The proposal's key sponsor, House Majority Leader Mike Turzai (R., Allegheny), could not be reached for comment after the House adjourned. Earlier in the day, Turzai spokesman Steve Miskin insisted that the measure had enough votes to move forward.
"I would not declare privatization dead, just based on the fact that we know Mike Turzai and his energy levels and his commitment to this issue," said Rep. Mike Vereb (R., Montgomery).
But it was unclear late Tuesday whether the chamber would tackle the issue again this week, or even this month.
And the political climate inside the Capitol does not look promising for privatization as the clock winds down to the legislature's summer break. The agenda is increasingly dominated by negotiations on a state budget for the 2012-13 fiscal year, along with related issues that threaten to push the liquor debate to the sidelines.
Even if Turzai's proposal squeaks through the House, another big hurdle awaits down the hall: the Senate, where President Pro Tempore Joe Scarnati (R., Jefferson) has signaled there will be no discussion on privatization until at least fall. And on Tuesday, Sen. Charles McIlhinney Jr. (R., Bucks) complicated the picture by announcing a separate bill to create a special license to increase the number of private retailers selling wine and spirits.
Bill Patton, spokesman for the House Democrats, called the chamber's decision to press the pause button on Turzai's proposal "a stinging rebuke." Most House Democrats are against privatization.
Turzai's plan calls for issuing 1,600 licenses, the first 1,050 of which would be offered to beer distributors, who under current law can sell only beer by the case or keg. The remaining licenses would be auctioned on a county-by-county basis to the highest bidders.
The plan also would let beer distributors sell six-packs — or any other configuration, such as an 18-pack — with no limit on the number of packages sold in a single transaction. Currently, consumers can only buy six-packs at bars, delis, or taverns (usually at a steep markup), and no more than two at a time.

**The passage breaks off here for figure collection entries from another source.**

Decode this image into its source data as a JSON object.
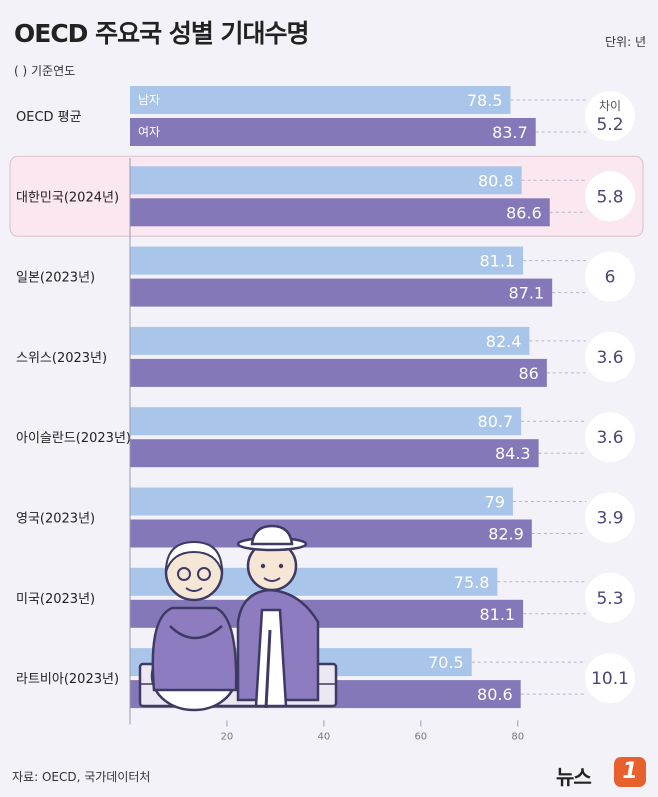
{
  "header": {
    "title": "OECD 주요국 성별 기대수명",
    "unit": "단위: 년",
    "subtitle": "( ) 기준연도"
  },
  "footer": {
    "source": "자료: OECD, 국가데이터처",
    "logo_text": "뉴스",
    "logo_badge": "1"
  },
  "colors": {
    "male": "#a9c5ea",
    "female": "#8578b8",
    "highlight_bg": "#fbe7ef",
    "highlight_border": "#d9c1cc",
    "gap_circle": "#ffffff",
    "gap_text": "#4a4677"
  },
  "chart_data": {
    "type": "bar",
    "orientation": "horizontal",
    "title": "OECD 주요국 성별 기대수명",
    "unit": "단위: 년",
    "categories": [
      "OECD 평균",
      "대한민국(2024년)",
      "일본(2023년)",
      "스위스(2023년)",
      "아이슬란드(2023년)",
      "영국(2023년)",
      "미국(2023년)",
      "라트비아(2023년)"
    ],
    "series": [
      {
        "name": "남자",
        "values": [
          78.5,
          80.8,
          81.1,
          82.4,
          80.7,
          79,
          75.8,
          70.5
        ]
      },
      {
        "name": "여자",
        "values": [
          83.7,
          86.6,
          87.1,
          86,
          84.3,
          82.9,
          81.1,
          80.6
        ]
      }
    ],
    "gap_label": "차이",
    "gap": [
      "5.2",
      "5.8",
      "6",
      "3.6",
      "3.6",
      "3.9",
      "5.3",
      "10.1"
    ],
    "highlight": "대한민국(2024년)",
    "xlim": [
      0,
      85
    ],
    "xticks": [
      20,
      40,
      60,
      80
    ],
    "grid": false,
    "legend": "inline in first bar pair"
  }
}
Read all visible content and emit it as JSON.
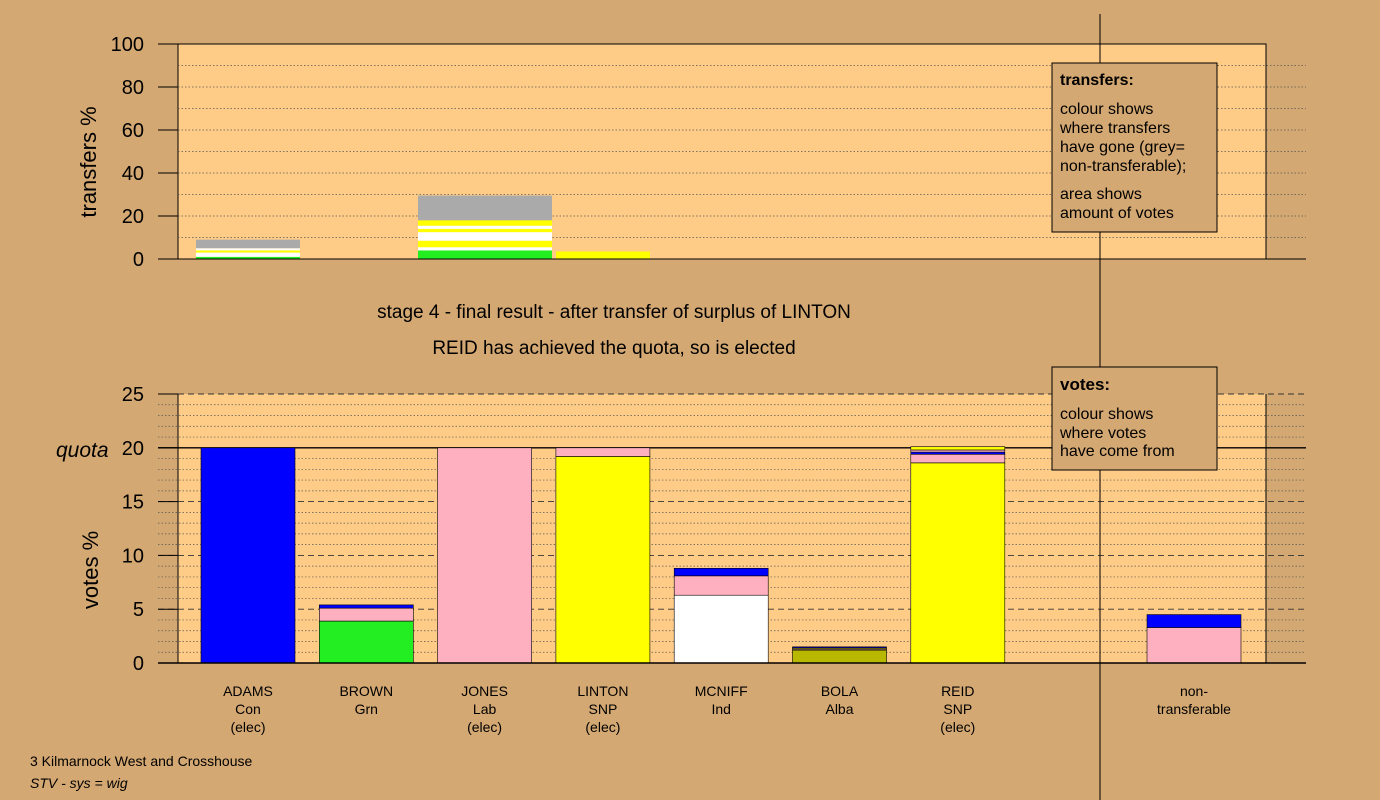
{
  "colors": {
    "background": "#d4a872",
    "plot_bg": "#ffcc88",
    "Con": "#0000ff",
    "Grn": "#22ee22",
    "Lab": "#ffb0c0",
    "SNP": "#ffff00",
    "Ind": "#ffffff",
    "Alba": "#b8b800",
    "non_transferable": "#aaaaaa"
  },
  "headline": {
    "line1": "stage 4 - final result - after transfer of surplus of LINTON",
    "line2": "REID has achieved the quota, so is elected"
  },
  "transfers_legend": {
    "title": "transfers:",
    "text1": [
      "colour shows",
      "where transfers",
      "have gone (grey=",
      "non-transferable);"
    ],
    "text2": [
      "area shows",
      "amount of votes"
    ]
  },
  "votes_legend": {
    "title": "votes:",
    "text1": [
      "colour shows",
      "where votes",
      "have come from"
    ]
  },
  "footer": {
    "ward": "3 Kilmarnock West and Crosshouse",
    "system": "STV - sys = wig"
  },
  "chart_data": [
    {
      "type": "bar",
      "name": "transfers",
      "ylabel": "transfers %",
      "ylim": [
        0,
        100
      ],
      "yticks": [
        0,
        20,
        40,
        60,
        80,
        100
      ],
      "stacked": true,
      "bars": [
        {
          "candidate": "ADAMS",
          "width_votes": 20,
          "segments": [
            {
              "color": "#22ee22",
              "value": 1.0
            },
            {
              "color": "#ffffff",
              "value": 2.0
            },
            {
              "color": "#ffff00",
              "value": 1.0
            },
            {
              "color": "#ffffff",
              "value": 1.0
            },
            {
              "color": "#aaaaaa",
              "value": 4.0
            }
          ]
        },
        {
          "candidate": "JONES",
          "width_votes": 20,
          "segments": [
            {
              "color": "#22ee22",
              "value": 4.0
            },
            {
              "color": "#ffffff",
              "value": 1.5
            },
            {
              "color": "#ffff00",
              "value": 3.0
            },
            {
              "color": "#ffffff",
              "value": 4.0
            },
            {
              "color": "#ffff00",
              "value": 1.5
            },
            {
              "color": "#ffffff",
              "value": 1.5
            },
            {
              "color": "#ffff00",
              "value": 2.5
            },
            {
              "color": "#aaaaaa",
              "value": 11.5
            }
          ]
        },
        {
          "candidate": "LINTON",
          "width_votes": 20,
          "segments": [
            {
              "color": "#ffff00",
              "value": 3.5
            }
          ]
        }
      ]
    },
    {
      "type": "bar",
      "name": "votes",
      "ylabel": "votes %",
      "quota_label": "quota",
      "quota": 20,
      "ylim": [
        0,
        25
      ],
      "yticks": [
        0,
        5,
        10,
        15,
        20,
        25
      ],
      "stacked": true,
      "candidates": [
        {
          "name": "ADAMS",
          "party": "Con",
          "status": "(elec)",
          "segments": [
            {
              "color": "#0000ff",
              "value": 20.0
            }
          ]
        },
        {
          "name": "BROWN",
          "party": "Grn",
          "status": "",
          "segments": [
            {
              "color": "#22ee22",
              "value": 3.9
            },
            {
              "color": "#ffb0c0",
              "value": 1.2
            },
            {
              "color": "#0000ff",
              "value": 0.3
            }
          ]
        },
        {
          "name": "JONES",
          "party": "Lab",
          "status": "(elec)",
          "segments": [
            {
              "color": "#ffb0c0",
              "value": 20.0
            }
          ]
        },
        {
          "name": "LINTON",
          "party": "SNP",
          "status": "(elec)",
          "segments": [
            {
              "color": "#ffff00",
              "value": 19.2
            },
            {
              "color": "#ffb0c0",
              "value": 0.8
            }
          ]
        },
        {
          "name": "MCNIFF",
          "party": "Ind",
          "status": "",
          "segments": [
            {
              "color": "#ffffff",
              "value": 6.3
            },
            {
              "color": "#ffb0c0",
              "value": 1.8
            },
            {
              "color": "#0000ff",
              "value": 0.7
            }
          ]
        },
        {
          "name": "BOLA",
          "party": "Alba",
          "status": "",
          "segments": [
            {
              "color": "#b8b800",
              "value": 1.2
            },
            {
              "color": "#ffb0c0",
              "value": 0.1
            },
            {
              "color": "#ffff00",
              "value": 0.1
            },
            {
              "color": "#0000ff",
              "value": 0.1
            }
          ]
        },
        {
          "name": "REID",
          "party": "SNP",
          "status": "(elec)",
          "segments": [
            {
              "color": "#ffff00",
              "value": 18.6
            },
            {
              "color": "#ffb0c0",
              "value": 0.8
            },
            {
              "color": "#0000ff",
              "value": 0.2
            },
            {
              "color": "#ffb0c0",
              "value": 0.2
            },
            {
              "color": "#ffff00",
              "value": 0.3
            }
          ]
        },
        {
          "name": "non-",
          "party": "transferable",
          "status": "",
          "segments": [
            {
              "color": "#ffb0c0",
              "value": 3.3
            },
            {
              "color": "#0000ff",
              "value": 1.2
            }
          ]
        }
      ]
    }
  ]
}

Despite public support and the backing of Gov. Corbett, the proposal has run into a wall of resistance and opposition. Critics include legislators who believe alcohol should be tightly controlled and union supporters who worry that LCB employees will lose good-paying jobs.
There is also debate on whether Pennsylvania's cash-starved coffers would suffer by scrapping the current system, which reliably delivers revenue. Turzai has estimated auctioning off the Liquor Control Board's retail and wholesale operations would generate up to $1.9 billion, but that number is hotly contested by privatization opponents — chief among them Wendell W. Young IV, who heads the union representing State Store employees.
Turzai "doesn't have the votes," Young said Tuesday night in an interview. "He's lost momentum and he knows that." But Young doesn't expect Turzai to relent.
"Mike is a philosophical zealot on this issue," he said.